Das Weltereignis in Amerika, die Amtseinführung von Barack Obama zum 44. Präsidenten, verlangte seine Stellungnahme in Australien. Lance Armstrong, ganz Politprofi, fühlte sich dazu verpflichtet. "Gestern war ein großer Tag für die Vereinigten Staaten, und ihr habt sicherlich Fragen, was ich von Präsident Obama halte und wie ich zu ihm stehe." Also bat Armstrong nur eine Stunde nach der zweiten Etappe der Tour Down Under die Medien zur Pressekonferenz ins Hilton. Der "Bush-Buddy" aus Texas, geduscht, entspannt und nicht im Geringsten strapaziert von den 145-Hitze-Kilometern, zollte dem neuen Präsidenten alle Hochachtung. "Ich kann euch sagen, welchen Eindruck ich nach unseren drei, vier Begegnungen von ihm habe: Er ist reizend, er ist smart, er ist gegenwärtig, er ist bemüht. Man spürt sofort, dass er das, worüber er erdet, ernst meint."

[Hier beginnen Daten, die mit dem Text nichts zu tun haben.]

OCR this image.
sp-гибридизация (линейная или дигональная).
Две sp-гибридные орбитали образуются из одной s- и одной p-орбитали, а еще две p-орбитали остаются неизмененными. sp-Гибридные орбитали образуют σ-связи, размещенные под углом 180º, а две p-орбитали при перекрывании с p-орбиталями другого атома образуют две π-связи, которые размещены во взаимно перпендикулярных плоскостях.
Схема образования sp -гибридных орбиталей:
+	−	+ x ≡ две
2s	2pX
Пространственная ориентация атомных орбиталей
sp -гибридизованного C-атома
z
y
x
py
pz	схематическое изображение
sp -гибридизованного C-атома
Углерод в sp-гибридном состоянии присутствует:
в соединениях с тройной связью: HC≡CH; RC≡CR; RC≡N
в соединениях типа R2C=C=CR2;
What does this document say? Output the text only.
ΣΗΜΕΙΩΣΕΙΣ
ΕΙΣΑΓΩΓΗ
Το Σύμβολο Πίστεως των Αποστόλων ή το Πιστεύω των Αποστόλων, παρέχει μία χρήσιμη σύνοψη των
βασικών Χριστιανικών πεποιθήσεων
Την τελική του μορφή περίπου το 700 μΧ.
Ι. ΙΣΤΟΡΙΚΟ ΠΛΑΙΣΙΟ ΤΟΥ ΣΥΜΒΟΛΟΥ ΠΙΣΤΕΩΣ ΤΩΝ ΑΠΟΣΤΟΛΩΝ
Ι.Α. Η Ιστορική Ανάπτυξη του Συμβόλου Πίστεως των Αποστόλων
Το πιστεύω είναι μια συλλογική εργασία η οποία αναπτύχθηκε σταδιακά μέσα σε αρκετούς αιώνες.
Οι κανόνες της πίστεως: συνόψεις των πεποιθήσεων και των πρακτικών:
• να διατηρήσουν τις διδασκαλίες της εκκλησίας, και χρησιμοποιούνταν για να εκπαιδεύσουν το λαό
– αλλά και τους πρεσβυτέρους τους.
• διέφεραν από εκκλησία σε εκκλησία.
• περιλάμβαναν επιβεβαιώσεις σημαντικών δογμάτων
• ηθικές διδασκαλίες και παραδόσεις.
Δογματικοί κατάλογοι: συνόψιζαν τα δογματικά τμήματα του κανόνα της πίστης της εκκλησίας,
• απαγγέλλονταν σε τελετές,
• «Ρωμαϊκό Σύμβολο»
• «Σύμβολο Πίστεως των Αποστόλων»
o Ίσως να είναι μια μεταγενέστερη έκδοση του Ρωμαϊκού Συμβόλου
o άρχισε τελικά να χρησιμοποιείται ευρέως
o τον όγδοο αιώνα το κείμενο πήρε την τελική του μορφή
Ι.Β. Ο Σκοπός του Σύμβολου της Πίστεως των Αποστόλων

Obama und Armstrong haben nicht über Radrennen gesprochen, sondern über den Krebs. Armstrong hat ihn besiegt. Obama hat seine Mutter und zwei Tage vor seiner Wahl seine Großmutter durch die Krankheit verloren. Das Thema verbindet. Für Amerika und die ganze Welt, verkündete Armstrong, sei die Amtseinführung des ersten afroamerikanischen Präsidenten der Vereinigten Staaten ein "monumentaler Moment". "Präsident Obama bringt Hoffnung und Optimismus, das berührt mich einmal als Amerikaner und dann als Krebsüberlebender."

Einmal auf politischem Kurs, berichtete der siebenmalige Tour-Sieger auch von seiner Begegnung mit dem australischen Premierminister Kevin Rudd am Vortag, erst am Ziel, dann im Hotel. "Als Radfahrer war es für mich eine Ehre, dass er das Rennen besuchte. Aber wichtiger war dann das Gespräch im Hotel über den Kampf gegen den Krebs in Australien. Dabei erfuhr ich von unseren gemeinsamen Erfahrungen mit der Krankheit. Seine Mutter ist an Krebs gestorben." Der Premierminister habe zugesagt, entweder selbst zum von der Livestrong Global Cancer Campaign geplanten Weltkrebsgipfel im Spätsommer zu kommen oder zumindest seinen Gesundheitsminister zu schicken.

Nach derlei politischen Exkursen war es geradezu banal, über die anspruchsvolle, hügelige Etappe zu sprechen, "auf der ich gelitten habe". Armstrong wurde 45. mit dreizehn Sekunden Rückstand zum australischen Sieger Allen Davis, der auch das orange Trikot des Spitzenreiters von dem Rostocker Andre Greipel übernahm.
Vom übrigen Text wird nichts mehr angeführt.